A Forest plot of Odds ratios (OR, and 95% CI) of cytogenetic abnormalities in post-aHSCT tMN relative to other tMN, with higher odds of post-aHSCT tMN to have complex karyotypes (OR 2.1, P = 0.5), del(7q)/7- (OR 2.2, P = 0.03), isolated del(7q)/7- (OR 3.7, P = 0.01) and del(17p)/17- (OR 4.7, P = 0.003), while other tMN patients are more likely to have normal karyotypes (OR 3.6, P = 0.02), with * denoting significance. B shows the mutational landscapes (top mutated genes) of post-aHSCT tMN compared to other tMN, including more frequent PPM1D (OR 5.1, P = 0.003) and TP53 mutations (OR 4.9, P < 0·001) post-aHSCT, where * denotes P < 0.05. C Cumulative incidence demonstrates the significantly shorter latency period from first exposure to chemotherapy to tMN diagnosis in patients who had had subsequent aHSCT vs. no aHSCT (median 4.2 vs. 6.6 years, P < 0.001). D Kaplan-Meier curves showing the overall survival of post-aHSCT tMN to be significantly shorter than that of other tMN (median 17.7 vs. 57.7 months, P < 0.001).

Fig. 2. Risks of post-aHSCT tMN and study of CH prevalence pre-transplant.
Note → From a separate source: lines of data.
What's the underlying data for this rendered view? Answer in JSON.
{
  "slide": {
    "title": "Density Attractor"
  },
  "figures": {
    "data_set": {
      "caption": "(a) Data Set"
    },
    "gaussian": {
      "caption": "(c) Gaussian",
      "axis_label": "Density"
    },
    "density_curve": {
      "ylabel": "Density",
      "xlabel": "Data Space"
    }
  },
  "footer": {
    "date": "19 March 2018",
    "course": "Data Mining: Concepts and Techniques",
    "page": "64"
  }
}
A Forest plot of the cox proportional hazard ratios of clinical factors that independently increase the risk of tMN post-aHSCT per multivariate analysis of 1507 patients undergoing aHSCT, including age ≥ 60 years at aHSCT (HR 2.5, 95% CI 1.2–5.3), male sex (HR 6.3, 95%CI 1.9–20.9), graft cellularity of CD34 + < 3.0 × 10⁶/Kg (HR 2.2, 95% CI 1.1–5.5), ≥ 3 lines of chemotherapy pre-aHSCT (HR 4.7, 95% CI 2.2–10.0), and prior radiation (OR 5.2, 95% CI 2.5–10.9), with * indicating P < 0·05. B illustrates the prevalence of CH pre-aHSCT in 31.3% of the patients, of whom 44% developed tMN post-aHSCT. C Forest plot of the OR of clinical factors that influence CH prevalence pre-aHSCT as per multivariate analysis of a case control cohort of 80 patients with available samples pre-aHSCT, including age ≥ 60 years (OR 10.4, 95% CI 2.4–64.2) and ≥ 3 lines of chemotherapy (OR 7.5, 95% CI 2.1–33.5), with * indicating statistical significance. D Cumulative incidence of tMN development post-aHSCT in patients with antecedent CH vs. others (median 53.5 vs. 72.8 months; P = 0.04).

Fig. 3. Prevalence of CH mutations pre-aHSCT compared to healthy patients and solid tumors.

A Bar chart comparing the prevalence of CH in our pre-aHSCT cohort to healthy controls aged < 60 years (12.5 vs. 7.9%, P = 0.3) and ≥ 60 years (43.8 vs. 17.9%, P < 0.001), and to each of 17 types of solid tumors across the < 60 and ≥ 60 years age groups (Supplementary Fig. S8), with * indicating significant differences compared to the same age subgroup of our pre-aHSCT cohort. B Bar chart showing the higher frequency of lesions involving PPM1D (8.8 vs. 3.4%, P = 0.02) and TP53 mutations (5.0 vs. 1.1%, P = 0.002) pre-aHSCT vs. all solid tumors.

Fig. 4. Characteristics of CH-derived vs. non-CH tMN post-aHSCT and clonal dynamics during aHSCT.

A Bar chart showing the significantly higher OR of antecedent CH as a precursor to CH-derived tMN post-aHSCT (OR 31.5, P < 0.001). B compares the molecular landscape of CH-derived vs. non-CH tMN, with CH-derived disease being TET2 and TP53 predominant while non-CH tMN primarily TP53-related. C compares times to tMN diagnosis post-aHSCT in CH-derived vs. non-CH tMN (median 19.9 vs. 38.6 months, P = 0.81). In (D), Kaplan Meier curves demonstrate poorer prognosis of CH-derived tMN vs. non-CH disease post-transplant (median 9.8 vs. 23.8 months, P = 0.03), with disease aggressiveness noted by higher 1-year mortality rates (66.7 vs. 20%, P = 0.01). E Bar chart of gene-specific pre-aHSCT clones that were conserved, eliminated, and acquired through the transplant process as determined by comparisons between pre-aHSCT and post-aHSCT samples.